La Mer à boire

La Mer à boire
2012
Jacques Maillot

Le 23 décembre 2008, Joël Gamelin, patron des chantiers navals de La Rochelle, s’est donné la mort à 55 ans après avoir laissé un mot : « pardonnez-moi de ne pas avoir pu sauver l’entreprise ». En effet, lâché par les banques à cause du ralentissement de ses ventes dues à la crise, la société avait été placée quinze jours plus tôt en redressement judiciaire, avec même des perquisitions la vieille de son suicide. Un terrible drame, qui aura donc inspiré ce film, nous replaçant à son tour dans un chantier naval en grande difficulté.

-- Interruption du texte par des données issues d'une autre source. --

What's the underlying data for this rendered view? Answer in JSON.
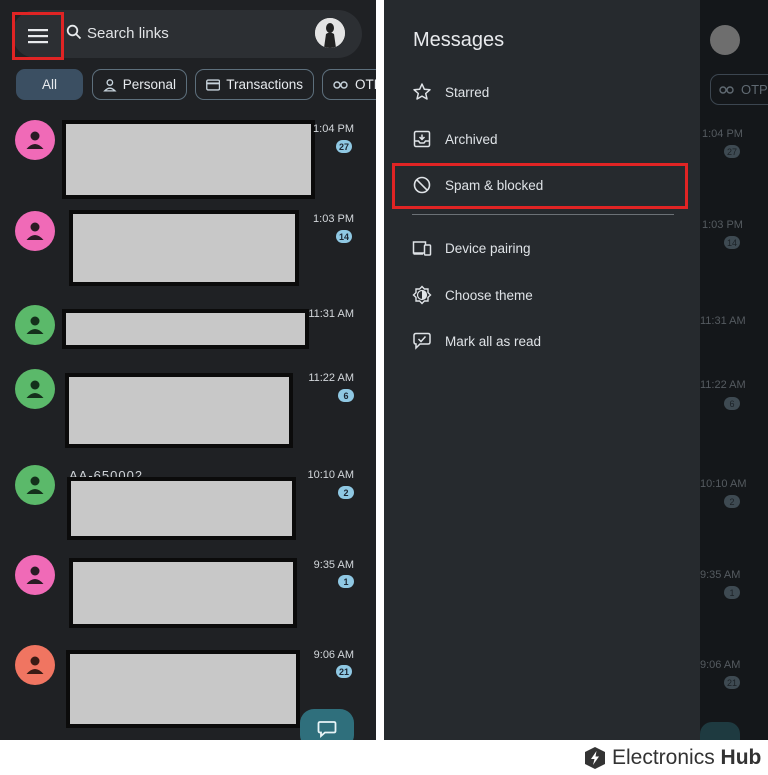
{
  "search": {
    "placeholder": "Search links"
  },
  "chips": [
    {
      "label": "All",
      "icon": null
    },
    {
      "label": "Personal",
      "icon": "person-icon"
    },
    {
      "label": "Transactions",
      "icon": "card-icon"
    },
    {
      "label": "OTP",
      "icon": "key-icon"
    }
  ],
  "conversations": [
    {
      "time": "1:04 PM",
      "badge": "27",
      "avatar_color": "#f06ab7"
    },
    {
      "time": "1:03 PM",
      "badge": "14",
      "avatar_color": "#f06ab7"
    },
    {
      "time": "11:31 AM",
      "badge": "",
      "avatar_color": "#5bb96a"
    },
    {
      "time": "11:22 AM",
      "badge": "6",
      "avatar_color": "#5bb96a"
    },
    {
      "time": "10:10 AM",
      "badge": "2",
      "avatar_color": "#5bb96a"
    },
    {
      "time": "9:35 AM",
      "badge": "1",
      "avatar_color": "#f06ab7"
    },
    {
      "time": "9:06 AM",
      "badge": "21",
      "avatar_color": "#f07561"
    }
  ],
  "partial_sender": "AA-650002",
  "drawer": {
    "title": "Messages",
    "items": [
      {
        "label": "Starred",
        "icon": "star-icon"
      },
      {
        "label": "Archived",
        "icon": "archive-icon"
      },
      {
        "label": "Spam & blocked",
        "icon": "block-icon"
      },
      {
        "label": "Device pairing",
        "icon": "devices-icon"
      },
      {
        "label": "Choose theme",
        "icon": "theme-icon"
      },
      {
        "label": "Mark all as read",
        "icon": "mark-read-icon"
      }
    ]
  },
  "background_list": {
    "chip_label": "OTP",
    "times": [
      "1:04 PM",
      "1:03 PM",
      "11:31 AM",
      "11:22 AM",
      "10:10 AM",
      "9:35 AM",
      "9:06 AM"
    ],
    "badges": [
      "27",
      "14",
      "",
      "6",
      "2",
      "1",
      "21"
    ]
  },
  "brand": {
    "name_light": "Electronics",
    "name_bold": "Hub"
  },
  "colors": {
    "highlight": "#e02424",
    "background": "#1f2124",
    "accent": "#8fc8e3"
  }
}
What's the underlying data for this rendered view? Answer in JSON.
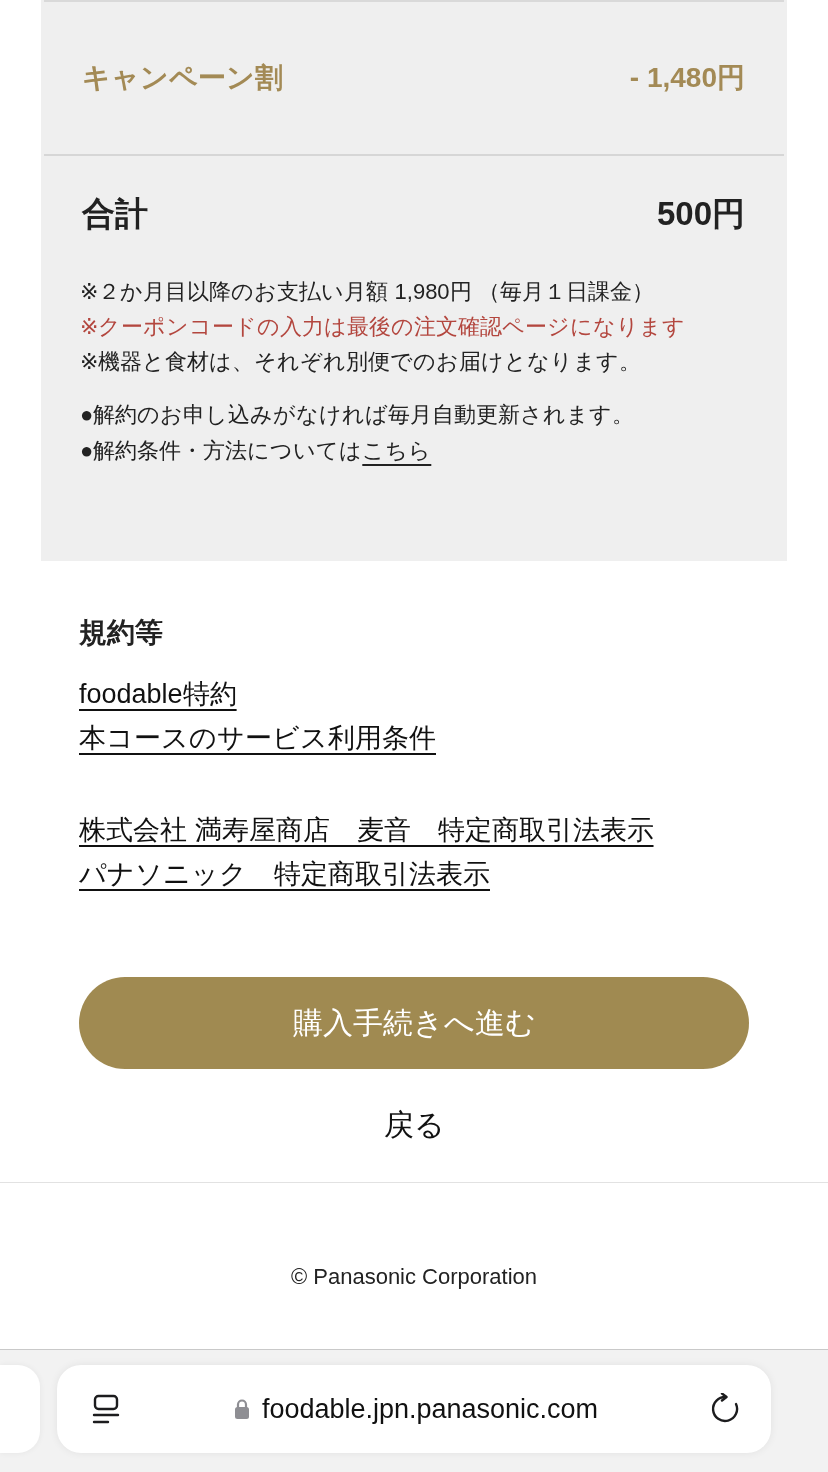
{
  "summary": {
    "discount": {
      "label": "キャンペーン割",
      "amount": "- 1,480円"
    },
    "total": {
      "label": "合計",
      "amount": "500円"
    },
    "notes": [
      {
        "kind": "normal",
        "text": "※２か月目以降のお支払い月額 1,980円 （毎月１日課金）"
      },
      {
        "kind": "alert",
        "text": "※クーポンコードの入力は最後の注文確認ページになります"
      },
      {
        "kind": "normal",
        "text": "※機器と食材は、それぞれ別便でのお届けとなります。"
      }
    ],
    "bullets": [
      {
        "text": "●解約のお申し込みがなければ毎月自動更新されます。"
      },
      {
        "text": "●解約条件・方法については",
        "link": "こちら"
      }
    ]
  },
  "terms": {
    "title": "規約等",
    "link_groups": [
      [
        "foodable特約",
        "本コースのサービス利用条件"
      ],
      [
        "株式会社 満寿屋商店　麦音　特定商取引法表示",
        "パナソニック　特定商取引法表示"
      ]
    ]
  },
  "primary_button": "購入手続きへ進む",
  "back_link": "戻る",
  "footer": {
    "copyright": "© Panasonic Corporation"
  },
  "browser_bar": {
    "url": "foodable.jpn.panasonic.com"
  }
}
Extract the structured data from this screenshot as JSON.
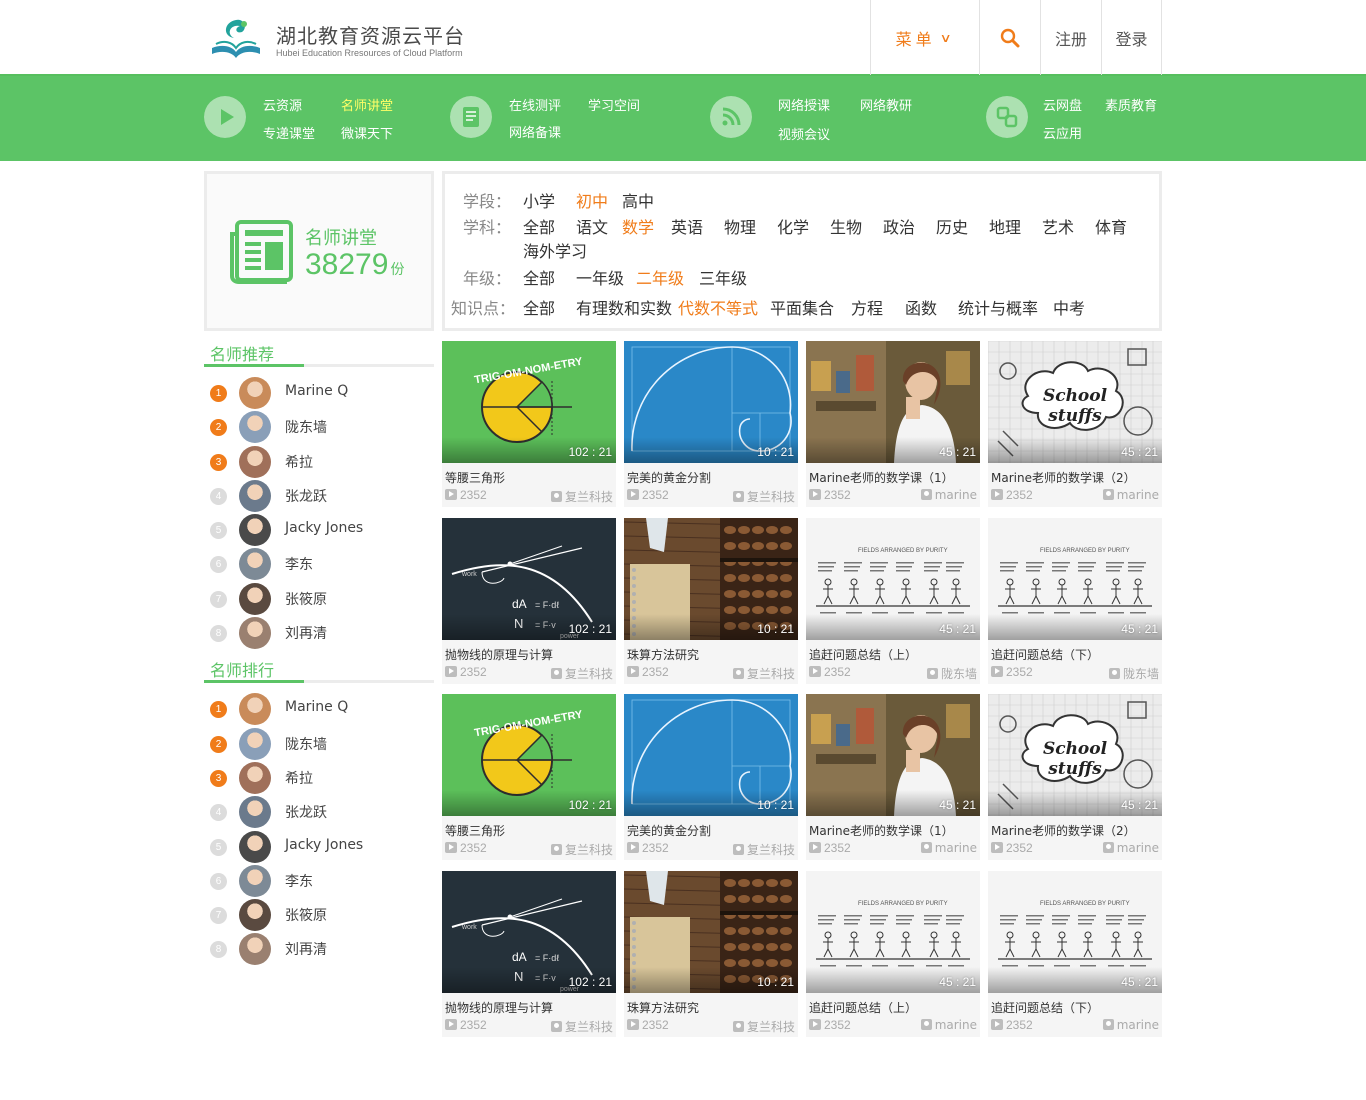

L’histoire du film, transposée en bordure méditerranéenne, s’axe autour des chantiers navals de Pierret (Daniel Auteuil), prestigieuse marque de bateau de plaisance. Mais son âge d’or est derrière elle avec la crise, et les difficultés financières s’accumulent rapidement avec les retards de paiement, alertant les banques quand à l’intérêt véritable de l’affaire. Les carnets de commandes se faisant rares et l’atelier coûtant très cher, la restructuration est la seule chose qui pourrai les sauver de la faillite, entraînant malgré tout le licenciement de la moitié des effectifs. Alors bien sûr, les syndicats et les employés crient au scandale et se mettent en grève, bloquant toute activité. Après s’être battu pendant 30 ans pour eux, les voilà lui crachant dessus et précipitant l’entreprise dans la ruine.

Le film n’est pas le premier à traiter le sujet, et son constat ne changera pas : les banques sont frileuses avec les marchés à risque, et les syndicats et autre conseil d’entreprise gangrènent notre société en détruisant la compétitivité et en retournant les ouvriers contre la direction. Mais il faut dire que si tout ces chiens d’imbéciles comprenaient l’impasse de la situation et choisissaient de se serrer les coudes, le film aurait été bien court, mais aussi sans doute bien meilleur. Pourquoi toujours montrer des employés haineux ? L’amour du travail ne serait plus qu’une notion passée ? Au lieu de ça on suit une lente agonie douloureuse, qui cédera finalement la place à une folie bien méritée, quoiqu’un peu tardive et abusive. C’est déjà trop tard, le spectateur s’est désintéressé du drame humain. On assiste à un énième film dépressif sur la misère salariale, et celui-ci lasse vite.